I have no regrets highlighting these facts cause you are not the parent that will be sitting in A&E.

So I wonder, will you learn from feedback or go back defending the indefensible.
I gave you an objective 3 stars...were you expecting different???

  • 3 stars Overall
  • 3 stars Setting
  • 2 stars Cleanliness
  • 3 stars Communication

by Avatar for Lucia Lucia about Avatar for Emma Emma on 25/04/2025


Response by Avatar for Emma Emma on 25/04/2025:

I’m really saddened to read this review, especially after the effort I put in to support this family and care for the children. From day one, I felt like I was walking on eggshells. I was never greeted when I arrived for my shifts, only by her husband and children who were friendly towards me. No matter how much I tried, it felt like nothing I did was good enough for the mother. I was often met with criticism—sometimes through messages, sometimes with unexpected calls at unsociable hours—all of which made the experience really tough on my end.

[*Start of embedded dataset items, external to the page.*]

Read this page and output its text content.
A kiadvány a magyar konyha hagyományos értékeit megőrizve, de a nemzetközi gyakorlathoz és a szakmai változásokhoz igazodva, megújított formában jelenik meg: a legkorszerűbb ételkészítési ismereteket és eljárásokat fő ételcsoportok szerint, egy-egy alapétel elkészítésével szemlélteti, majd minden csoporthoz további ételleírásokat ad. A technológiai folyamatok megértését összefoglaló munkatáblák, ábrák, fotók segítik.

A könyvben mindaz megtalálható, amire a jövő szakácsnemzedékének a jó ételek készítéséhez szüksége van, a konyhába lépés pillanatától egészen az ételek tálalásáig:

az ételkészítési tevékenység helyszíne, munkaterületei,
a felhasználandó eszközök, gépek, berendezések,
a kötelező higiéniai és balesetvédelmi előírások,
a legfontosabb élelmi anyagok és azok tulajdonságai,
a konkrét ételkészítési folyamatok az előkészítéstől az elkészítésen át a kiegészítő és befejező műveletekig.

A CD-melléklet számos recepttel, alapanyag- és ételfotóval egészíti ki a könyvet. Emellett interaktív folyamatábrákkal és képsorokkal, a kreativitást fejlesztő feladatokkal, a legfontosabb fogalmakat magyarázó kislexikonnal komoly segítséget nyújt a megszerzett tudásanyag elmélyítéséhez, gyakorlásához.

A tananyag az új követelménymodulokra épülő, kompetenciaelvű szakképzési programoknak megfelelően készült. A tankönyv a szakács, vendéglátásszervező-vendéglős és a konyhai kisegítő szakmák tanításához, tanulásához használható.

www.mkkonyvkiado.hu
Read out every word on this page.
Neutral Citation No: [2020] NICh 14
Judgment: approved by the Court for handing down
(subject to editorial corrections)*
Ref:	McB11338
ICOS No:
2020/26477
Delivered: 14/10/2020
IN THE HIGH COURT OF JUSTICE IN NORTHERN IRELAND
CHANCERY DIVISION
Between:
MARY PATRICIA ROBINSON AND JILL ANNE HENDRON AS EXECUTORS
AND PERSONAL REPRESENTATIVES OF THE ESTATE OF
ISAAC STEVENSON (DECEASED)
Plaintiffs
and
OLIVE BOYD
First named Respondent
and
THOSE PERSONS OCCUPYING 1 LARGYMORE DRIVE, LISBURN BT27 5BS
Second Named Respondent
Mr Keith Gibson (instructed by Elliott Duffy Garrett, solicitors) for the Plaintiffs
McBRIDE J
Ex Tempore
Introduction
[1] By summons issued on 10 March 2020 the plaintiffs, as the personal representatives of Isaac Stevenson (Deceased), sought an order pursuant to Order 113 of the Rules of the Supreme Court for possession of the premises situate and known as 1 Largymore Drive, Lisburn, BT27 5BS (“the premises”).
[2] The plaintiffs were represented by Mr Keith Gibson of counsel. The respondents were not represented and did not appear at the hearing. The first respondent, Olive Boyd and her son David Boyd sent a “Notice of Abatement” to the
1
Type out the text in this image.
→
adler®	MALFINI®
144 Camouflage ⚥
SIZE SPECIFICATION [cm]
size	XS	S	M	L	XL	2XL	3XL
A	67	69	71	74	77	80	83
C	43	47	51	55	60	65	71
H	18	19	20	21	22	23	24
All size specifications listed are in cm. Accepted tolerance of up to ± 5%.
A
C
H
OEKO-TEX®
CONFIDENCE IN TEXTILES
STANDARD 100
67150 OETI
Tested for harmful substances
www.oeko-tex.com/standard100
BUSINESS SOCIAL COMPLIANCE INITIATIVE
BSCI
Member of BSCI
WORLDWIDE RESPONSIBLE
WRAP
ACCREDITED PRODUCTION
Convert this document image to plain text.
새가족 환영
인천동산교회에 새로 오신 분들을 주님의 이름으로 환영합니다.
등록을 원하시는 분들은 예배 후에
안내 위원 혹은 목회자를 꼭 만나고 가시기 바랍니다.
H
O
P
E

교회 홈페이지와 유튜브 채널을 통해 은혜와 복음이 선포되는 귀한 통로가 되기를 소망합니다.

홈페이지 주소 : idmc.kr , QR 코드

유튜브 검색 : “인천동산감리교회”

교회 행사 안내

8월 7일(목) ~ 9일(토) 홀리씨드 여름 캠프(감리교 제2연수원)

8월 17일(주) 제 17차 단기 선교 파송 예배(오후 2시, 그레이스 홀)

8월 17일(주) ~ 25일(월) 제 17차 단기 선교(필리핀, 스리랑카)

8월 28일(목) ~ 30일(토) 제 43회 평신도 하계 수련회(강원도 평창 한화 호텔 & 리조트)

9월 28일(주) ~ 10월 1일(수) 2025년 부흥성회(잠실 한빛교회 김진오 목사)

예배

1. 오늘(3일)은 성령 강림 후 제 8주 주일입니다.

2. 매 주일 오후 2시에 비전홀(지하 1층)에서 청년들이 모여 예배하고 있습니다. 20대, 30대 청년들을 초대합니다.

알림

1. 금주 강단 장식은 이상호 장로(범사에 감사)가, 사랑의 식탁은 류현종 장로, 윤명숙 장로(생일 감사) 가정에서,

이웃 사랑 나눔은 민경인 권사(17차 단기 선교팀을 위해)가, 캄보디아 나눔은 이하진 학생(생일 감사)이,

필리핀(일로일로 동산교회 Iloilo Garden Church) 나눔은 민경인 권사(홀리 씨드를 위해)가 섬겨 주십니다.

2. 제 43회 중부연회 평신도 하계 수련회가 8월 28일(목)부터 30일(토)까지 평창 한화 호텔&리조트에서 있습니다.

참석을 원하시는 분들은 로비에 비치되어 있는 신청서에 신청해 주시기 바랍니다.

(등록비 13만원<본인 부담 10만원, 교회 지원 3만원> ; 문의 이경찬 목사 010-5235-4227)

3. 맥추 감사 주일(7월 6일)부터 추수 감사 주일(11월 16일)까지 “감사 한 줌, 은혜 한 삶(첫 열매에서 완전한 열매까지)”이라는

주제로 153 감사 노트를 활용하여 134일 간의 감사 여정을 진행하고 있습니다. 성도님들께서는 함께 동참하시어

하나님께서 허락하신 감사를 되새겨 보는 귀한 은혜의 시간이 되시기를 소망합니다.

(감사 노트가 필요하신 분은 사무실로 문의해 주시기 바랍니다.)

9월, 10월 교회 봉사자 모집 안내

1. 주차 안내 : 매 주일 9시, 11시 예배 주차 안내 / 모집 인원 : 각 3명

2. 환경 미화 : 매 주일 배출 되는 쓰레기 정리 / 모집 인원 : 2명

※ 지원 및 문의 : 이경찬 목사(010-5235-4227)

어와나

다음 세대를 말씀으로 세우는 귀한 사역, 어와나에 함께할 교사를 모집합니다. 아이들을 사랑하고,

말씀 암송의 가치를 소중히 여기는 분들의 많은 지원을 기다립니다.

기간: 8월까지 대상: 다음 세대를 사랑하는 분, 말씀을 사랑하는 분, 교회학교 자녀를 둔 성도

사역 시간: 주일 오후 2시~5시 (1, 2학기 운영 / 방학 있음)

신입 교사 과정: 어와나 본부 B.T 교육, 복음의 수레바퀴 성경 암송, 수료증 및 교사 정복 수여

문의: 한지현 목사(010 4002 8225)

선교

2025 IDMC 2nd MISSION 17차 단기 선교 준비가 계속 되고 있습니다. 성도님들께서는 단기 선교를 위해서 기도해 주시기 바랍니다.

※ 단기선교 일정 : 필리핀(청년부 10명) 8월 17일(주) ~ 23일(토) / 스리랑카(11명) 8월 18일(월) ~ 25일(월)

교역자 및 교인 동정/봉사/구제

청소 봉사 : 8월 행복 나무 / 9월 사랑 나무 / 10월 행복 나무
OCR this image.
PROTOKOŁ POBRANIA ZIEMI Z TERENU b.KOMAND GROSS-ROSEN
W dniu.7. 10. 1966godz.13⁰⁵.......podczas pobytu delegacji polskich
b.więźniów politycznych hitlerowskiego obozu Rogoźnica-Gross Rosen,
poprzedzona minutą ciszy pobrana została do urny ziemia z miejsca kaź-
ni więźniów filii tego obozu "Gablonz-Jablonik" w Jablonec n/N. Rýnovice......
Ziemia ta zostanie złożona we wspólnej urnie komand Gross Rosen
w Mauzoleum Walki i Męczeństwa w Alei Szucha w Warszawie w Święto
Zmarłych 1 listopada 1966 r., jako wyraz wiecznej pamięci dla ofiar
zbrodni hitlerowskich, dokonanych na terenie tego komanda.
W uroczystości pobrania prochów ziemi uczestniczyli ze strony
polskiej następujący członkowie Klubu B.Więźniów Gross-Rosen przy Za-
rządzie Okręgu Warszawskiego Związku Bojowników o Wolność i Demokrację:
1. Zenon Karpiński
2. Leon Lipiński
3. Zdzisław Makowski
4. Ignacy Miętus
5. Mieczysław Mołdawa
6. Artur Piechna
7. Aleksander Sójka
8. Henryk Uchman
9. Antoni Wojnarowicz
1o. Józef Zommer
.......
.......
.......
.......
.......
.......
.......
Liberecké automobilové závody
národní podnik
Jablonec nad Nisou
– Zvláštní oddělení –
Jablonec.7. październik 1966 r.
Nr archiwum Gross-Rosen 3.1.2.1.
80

Despite that, I always did my best to leave the house as tidy (if not tidier) than how I found it, and I even asked the children—who are absolutely lovely and very honest—if the house looked okay when I left. They mentioned that blankets weren't put away, which I understand. However, the messages that were sent by the mother to me, for that mistake were condescending and hurtful. I also apologised for this. A simple check-in with the children was spun into something much more serious, which was upsetting to hear.

I also want to be clear that I only ever contacted the father once, and that was to send over my bank details for payment after my first shift—something the father himself instructed me to do. Any other interaction was professional and purely related to the children.

Even something as small as bringing a board game for the kids to enjoy turned into another point of criticism, with the assumption that I wasn't cleanly. As the items had to be wiped down, due to one of the children's allergies (coeliac) . That was never the case. I just wanted to bring something fun for the kids. I also apologised for this.

The children themselves were an absolute joy to care for—so smart, kind, and welcoming—and I’m really grateful I got to spend time with them. But unfortunately, the environment created by the mother made this one of the most uncomfortable working experiences I’ve ever had. I truly wouldn’t recommend working with her based on how I was spoken to, which is a shame because the kids deserve so much love and positivity around them.

Thank you for your review, I hope you and your family are doing well.